Consider an exponential discount factor $\delta\in(0,1)$.
Similarly, consider an exponential discount $\textit{function}$: $g(t)=\delta^t$.
Then, is defining the discount $\textit{rate}$ as below a correct way of defining one? My intuition is that the discount rate represents the rate at which the discount function decays:
$\rho=\frac{\frac{-dg(t)}{dt}}{g(t)}.$
Given a discount function $g(t)$, the discount rate is the rate at which the discount function declines over time.

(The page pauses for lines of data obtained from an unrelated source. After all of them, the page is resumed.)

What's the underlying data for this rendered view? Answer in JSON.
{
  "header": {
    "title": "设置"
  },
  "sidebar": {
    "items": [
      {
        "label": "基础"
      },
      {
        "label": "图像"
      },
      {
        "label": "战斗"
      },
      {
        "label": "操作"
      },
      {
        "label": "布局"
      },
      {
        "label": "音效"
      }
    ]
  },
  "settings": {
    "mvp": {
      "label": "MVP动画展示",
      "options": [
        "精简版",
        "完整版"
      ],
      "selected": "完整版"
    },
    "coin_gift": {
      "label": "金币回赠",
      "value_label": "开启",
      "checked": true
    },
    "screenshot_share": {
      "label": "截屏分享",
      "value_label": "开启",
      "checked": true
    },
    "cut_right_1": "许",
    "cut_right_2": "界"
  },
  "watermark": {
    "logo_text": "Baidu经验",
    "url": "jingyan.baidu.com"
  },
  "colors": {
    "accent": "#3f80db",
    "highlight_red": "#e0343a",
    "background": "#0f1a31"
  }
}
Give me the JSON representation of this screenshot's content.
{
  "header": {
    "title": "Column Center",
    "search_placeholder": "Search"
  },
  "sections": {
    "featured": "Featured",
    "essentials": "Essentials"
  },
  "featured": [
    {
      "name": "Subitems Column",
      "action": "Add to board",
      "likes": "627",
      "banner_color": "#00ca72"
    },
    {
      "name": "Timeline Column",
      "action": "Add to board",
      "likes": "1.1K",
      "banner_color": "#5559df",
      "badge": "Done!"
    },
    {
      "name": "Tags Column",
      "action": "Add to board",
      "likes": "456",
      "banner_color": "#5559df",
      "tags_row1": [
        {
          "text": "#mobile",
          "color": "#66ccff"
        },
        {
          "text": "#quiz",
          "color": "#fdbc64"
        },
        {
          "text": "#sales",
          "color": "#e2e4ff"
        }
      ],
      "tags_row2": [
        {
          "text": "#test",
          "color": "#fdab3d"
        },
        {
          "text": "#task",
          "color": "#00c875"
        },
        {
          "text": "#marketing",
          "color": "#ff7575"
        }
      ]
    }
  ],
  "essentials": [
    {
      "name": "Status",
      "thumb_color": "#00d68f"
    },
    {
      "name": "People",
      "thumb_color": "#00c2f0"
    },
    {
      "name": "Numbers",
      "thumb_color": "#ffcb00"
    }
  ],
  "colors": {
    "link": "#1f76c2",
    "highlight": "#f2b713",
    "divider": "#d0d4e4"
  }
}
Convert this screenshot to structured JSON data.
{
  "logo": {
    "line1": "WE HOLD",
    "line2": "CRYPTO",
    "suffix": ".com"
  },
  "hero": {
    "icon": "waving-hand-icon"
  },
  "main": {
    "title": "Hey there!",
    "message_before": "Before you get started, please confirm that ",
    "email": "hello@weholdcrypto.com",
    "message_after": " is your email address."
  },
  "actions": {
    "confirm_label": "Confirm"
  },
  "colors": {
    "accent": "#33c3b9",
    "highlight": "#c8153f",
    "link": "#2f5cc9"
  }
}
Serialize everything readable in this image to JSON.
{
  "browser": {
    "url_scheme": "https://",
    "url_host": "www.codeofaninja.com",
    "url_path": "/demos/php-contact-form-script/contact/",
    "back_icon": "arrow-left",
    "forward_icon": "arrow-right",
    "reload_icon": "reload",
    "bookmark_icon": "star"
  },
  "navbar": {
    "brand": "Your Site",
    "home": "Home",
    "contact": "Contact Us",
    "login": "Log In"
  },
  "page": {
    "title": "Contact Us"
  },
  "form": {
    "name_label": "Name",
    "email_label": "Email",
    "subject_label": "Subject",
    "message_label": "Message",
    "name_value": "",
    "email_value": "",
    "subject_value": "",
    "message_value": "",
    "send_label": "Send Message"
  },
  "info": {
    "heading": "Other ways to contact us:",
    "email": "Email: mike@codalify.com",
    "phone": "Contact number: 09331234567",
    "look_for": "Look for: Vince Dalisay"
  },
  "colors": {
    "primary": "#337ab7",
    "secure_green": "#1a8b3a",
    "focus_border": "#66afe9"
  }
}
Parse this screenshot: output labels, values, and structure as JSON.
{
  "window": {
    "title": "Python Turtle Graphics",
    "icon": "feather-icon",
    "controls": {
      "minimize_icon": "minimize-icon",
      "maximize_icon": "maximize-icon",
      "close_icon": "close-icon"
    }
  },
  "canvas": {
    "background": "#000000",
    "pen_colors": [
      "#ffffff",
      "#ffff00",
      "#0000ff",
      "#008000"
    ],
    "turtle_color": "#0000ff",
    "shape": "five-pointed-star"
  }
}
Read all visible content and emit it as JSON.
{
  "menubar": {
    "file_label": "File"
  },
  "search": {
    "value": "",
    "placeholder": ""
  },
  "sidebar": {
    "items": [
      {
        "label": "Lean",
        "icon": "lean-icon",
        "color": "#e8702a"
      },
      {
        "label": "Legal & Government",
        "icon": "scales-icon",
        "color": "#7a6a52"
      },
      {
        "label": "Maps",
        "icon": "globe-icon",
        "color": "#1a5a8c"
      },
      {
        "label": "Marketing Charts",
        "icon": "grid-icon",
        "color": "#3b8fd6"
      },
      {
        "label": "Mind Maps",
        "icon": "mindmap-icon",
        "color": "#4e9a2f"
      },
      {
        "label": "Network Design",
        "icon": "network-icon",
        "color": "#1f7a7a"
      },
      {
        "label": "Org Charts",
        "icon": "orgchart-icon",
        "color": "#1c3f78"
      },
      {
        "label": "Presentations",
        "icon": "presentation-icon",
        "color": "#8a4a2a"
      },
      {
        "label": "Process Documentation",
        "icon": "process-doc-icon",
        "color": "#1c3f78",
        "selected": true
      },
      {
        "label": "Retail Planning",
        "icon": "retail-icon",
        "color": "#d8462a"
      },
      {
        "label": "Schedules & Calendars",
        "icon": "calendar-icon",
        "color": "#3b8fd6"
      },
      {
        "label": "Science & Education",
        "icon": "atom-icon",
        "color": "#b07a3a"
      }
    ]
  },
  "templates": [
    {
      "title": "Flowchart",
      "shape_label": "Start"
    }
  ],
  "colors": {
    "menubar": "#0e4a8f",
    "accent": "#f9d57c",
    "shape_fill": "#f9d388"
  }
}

If time is discrete, then the (possibly time-varying) discount rate is \begin{equation} \rho(t)=-\frac{g(t)-g(t-1)}{g(t)}. \end{equation} If we divide each period into $n$ equal intervals and let $n\to\infty$, then we get the discount rate in continuous time as \begin{equation} \rho(t)=-\frac{g'(t)}{g(t)}, \end{equation} which is the same as your expression.
The (possibly time-varying) discount factor is defined as \begin{equation} \delta(t)=\frac{g(t)}{g(t-1)}. \end{equation}
With exponential discounting, the discount rate is constant, i.e. $\rho(t)=\rho$ for all $t$, and the (discrete time) discount function is given by \begin{equation} g(t)=\frac{1}{(1+\rho)^t}=\delta^t \end{equation} where $\delta=\frac{1}{1+\rho}$ is the constant discount factor.
The continuous time analogs are \begin{align} g(t)&=\mathrm e^{-\rho t}\\ \delta(t)=\delta&=\mathrm e^{-\rho} \end{align} Again, these are obtained by dividing each time period into $n$ equal intervals and observing that $\lim_{n\to\infty}(1+\frac{\rho}{n})^{-nt}=\mathrm e^{-\rho t}$.